Job Title: Final Signatory
Location: Remote (Spain-based)
Contract Duration: 6 months initially (with high potential of extension)
Start Date: ASAP
Type: Contract / Freelance
Overview:
We are seeking an experienced Final Signatory to join a leading pharmaceutical company on an initial 6-month remote contract. The ideal candidate will be based in Spain and have deep knowledge of Spanish and European regulatory requirements, particularly around promotional material review and approval under EFPIA/ Farmaindustria codes.
Key Responsibilities:
Review and approve promotional and non-promotional materials in line with local and regional regulations.
Act as Final Signatory under applicable local regulations (including RD 1416/1994 and Farmaindustria Code).

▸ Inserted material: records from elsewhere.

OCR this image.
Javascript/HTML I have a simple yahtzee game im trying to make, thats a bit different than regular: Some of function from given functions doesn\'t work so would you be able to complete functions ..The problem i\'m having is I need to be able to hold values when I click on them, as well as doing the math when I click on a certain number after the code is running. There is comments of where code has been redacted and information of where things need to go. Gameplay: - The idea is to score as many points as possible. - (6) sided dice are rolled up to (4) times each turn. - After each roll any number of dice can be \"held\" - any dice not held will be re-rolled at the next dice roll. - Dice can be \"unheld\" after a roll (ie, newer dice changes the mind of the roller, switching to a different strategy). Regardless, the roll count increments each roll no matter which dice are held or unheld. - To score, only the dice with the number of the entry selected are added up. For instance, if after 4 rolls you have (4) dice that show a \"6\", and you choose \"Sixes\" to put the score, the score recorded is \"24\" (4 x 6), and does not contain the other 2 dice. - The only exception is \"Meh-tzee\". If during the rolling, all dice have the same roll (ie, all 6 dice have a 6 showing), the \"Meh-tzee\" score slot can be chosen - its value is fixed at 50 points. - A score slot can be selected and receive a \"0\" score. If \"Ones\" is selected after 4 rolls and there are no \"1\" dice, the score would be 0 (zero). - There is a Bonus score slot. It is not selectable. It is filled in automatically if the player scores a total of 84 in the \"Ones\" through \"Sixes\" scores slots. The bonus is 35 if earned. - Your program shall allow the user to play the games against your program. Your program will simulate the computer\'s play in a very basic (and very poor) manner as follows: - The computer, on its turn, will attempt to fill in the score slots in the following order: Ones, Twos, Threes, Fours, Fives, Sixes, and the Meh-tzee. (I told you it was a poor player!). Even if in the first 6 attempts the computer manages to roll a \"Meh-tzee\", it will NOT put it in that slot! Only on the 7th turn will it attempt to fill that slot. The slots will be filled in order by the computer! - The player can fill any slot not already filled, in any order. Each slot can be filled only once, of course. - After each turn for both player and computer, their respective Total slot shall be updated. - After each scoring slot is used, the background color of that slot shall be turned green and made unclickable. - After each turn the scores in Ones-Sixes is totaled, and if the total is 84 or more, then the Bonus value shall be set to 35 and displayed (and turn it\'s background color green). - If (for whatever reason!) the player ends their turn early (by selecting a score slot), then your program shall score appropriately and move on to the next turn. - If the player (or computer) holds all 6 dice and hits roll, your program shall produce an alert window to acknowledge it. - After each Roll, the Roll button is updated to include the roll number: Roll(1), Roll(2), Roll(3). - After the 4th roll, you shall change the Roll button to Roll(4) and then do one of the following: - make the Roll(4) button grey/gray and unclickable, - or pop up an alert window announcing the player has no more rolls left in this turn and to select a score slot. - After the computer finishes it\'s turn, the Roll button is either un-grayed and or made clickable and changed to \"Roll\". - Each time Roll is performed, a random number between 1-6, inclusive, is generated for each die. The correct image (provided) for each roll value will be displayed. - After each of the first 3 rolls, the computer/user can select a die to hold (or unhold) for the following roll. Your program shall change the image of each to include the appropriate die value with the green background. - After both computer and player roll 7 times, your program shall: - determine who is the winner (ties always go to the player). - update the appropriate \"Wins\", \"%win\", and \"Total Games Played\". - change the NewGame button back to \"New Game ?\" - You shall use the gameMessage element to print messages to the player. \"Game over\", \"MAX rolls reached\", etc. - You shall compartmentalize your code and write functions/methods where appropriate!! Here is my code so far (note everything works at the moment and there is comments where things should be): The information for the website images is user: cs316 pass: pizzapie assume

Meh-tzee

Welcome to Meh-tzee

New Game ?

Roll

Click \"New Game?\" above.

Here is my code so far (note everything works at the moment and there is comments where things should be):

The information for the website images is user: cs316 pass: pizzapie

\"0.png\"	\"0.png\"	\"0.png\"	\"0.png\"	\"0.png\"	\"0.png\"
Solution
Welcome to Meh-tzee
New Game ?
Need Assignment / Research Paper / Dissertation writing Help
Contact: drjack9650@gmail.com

Provide strategic and compliant input to commercial, medical, and cross-functional teams.
Liaise with legal, regulatory, and compliance departments to ensure alignment and risk mitigation.
Contribute to internal training and process improvements related to compliance and material approvals.
Ensure timely review of materials to support product launches, campaigns, and ongoing brand activity.
Requirements:
Must be eligible to act as a Final Signatory in Spain.
Strong working knowledge of Farmaindustria Code and local regulatory environment.
Background in medicine, pharmacy, or life sciences.
Experience working in a matrixed, cross-functional pharmaceutical environment.
Comfortable working independently in a remote setup.
Preferred Experience:
Previous experience working as a Final Signatory for global or regional pharmaceutical clients.
Familiarity with approval systems (e.g. Veeva PromoMats).
Knowledge of both promotional and scientific materials.